How to Make Bang Bang Shrimp

Step-by-Step

  1. Heat olive oil in small saucepan over low heat. Add the minced garlic and cook for 1 minute stirring constantly. Add rice vinegar, soy sauce, brown sugar and sambal oelek. Cook for 1-2 minutes; stirring several times. In a small bowl mix together 2 teaspoons cornstarch and water; stir into the saucepan. Simmer for 1-2 minutes or until slightly thickened. Cover and remove from the heat and set aside. Let cool for about 10 minutes.

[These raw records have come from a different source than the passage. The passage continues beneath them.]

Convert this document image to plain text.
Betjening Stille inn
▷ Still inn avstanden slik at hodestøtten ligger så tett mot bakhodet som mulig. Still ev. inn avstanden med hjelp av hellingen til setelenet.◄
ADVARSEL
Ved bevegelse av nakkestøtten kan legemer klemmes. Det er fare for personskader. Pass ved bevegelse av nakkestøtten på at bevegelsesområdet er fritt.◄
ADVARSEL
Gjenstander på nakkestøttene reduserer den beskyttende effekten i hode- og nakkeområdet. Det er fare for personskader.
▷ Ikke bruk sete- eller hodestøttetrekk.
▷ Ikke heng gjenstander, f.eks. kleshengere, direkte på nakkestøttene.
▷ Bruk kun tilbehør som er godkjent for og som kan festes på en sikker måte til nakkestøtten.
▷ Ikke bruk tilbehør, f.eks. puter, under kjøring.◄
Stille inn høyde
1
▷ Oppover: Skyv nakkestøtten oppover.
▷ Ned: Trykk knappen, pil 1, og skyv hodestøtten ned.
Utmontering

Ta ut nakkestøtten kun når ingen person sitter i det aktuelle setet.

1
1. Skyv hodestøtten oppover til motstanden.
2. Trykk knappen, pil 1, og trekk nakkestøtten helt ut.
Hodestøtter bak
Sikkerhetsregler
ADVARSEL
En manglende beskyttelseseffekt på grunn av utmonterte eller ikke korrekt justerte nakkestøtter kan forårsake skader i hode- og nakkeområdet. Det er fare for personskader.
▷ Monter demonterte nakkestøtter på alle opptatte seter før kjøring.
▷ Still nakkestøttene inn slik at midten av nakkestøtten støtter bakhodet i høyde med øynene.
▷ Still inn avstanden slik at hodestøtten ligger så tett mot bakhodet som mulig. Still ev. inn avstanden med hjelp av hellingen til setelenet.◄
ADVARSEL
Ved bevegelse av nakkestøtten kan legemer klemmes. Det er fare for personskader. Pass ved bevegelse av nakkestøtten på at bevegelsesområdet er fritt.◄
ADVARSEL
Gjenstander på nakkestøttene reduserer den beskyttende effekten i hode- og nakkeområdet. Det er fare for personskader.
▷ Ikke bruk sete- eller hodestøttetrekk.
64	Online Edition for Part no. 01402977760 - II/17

  2. In a small bowl together the mayonnaise, honey and cooled chili sauce; set aside
  3. Dry the shrimp with paper towels. Heat about 1 inch of vegetable or canola oil to 375 degrees in a heavy skillet, dutch oven or stockpot. Put 1/2 cup cornstarch in a large ziploc bag. Add shrimp and shake to coat. Working in small batches add the shrimp to hot oil. Cook until lightly browned flipping halfway through the cooking process; approximately 1-1 1/2 minutes per side. Remove to paper towels to drain.
  4. Gently fold the cooked shrimp into the sauce. Top with thin sliced scallions and a sprinkle of crushed red pepper. Serve immediately.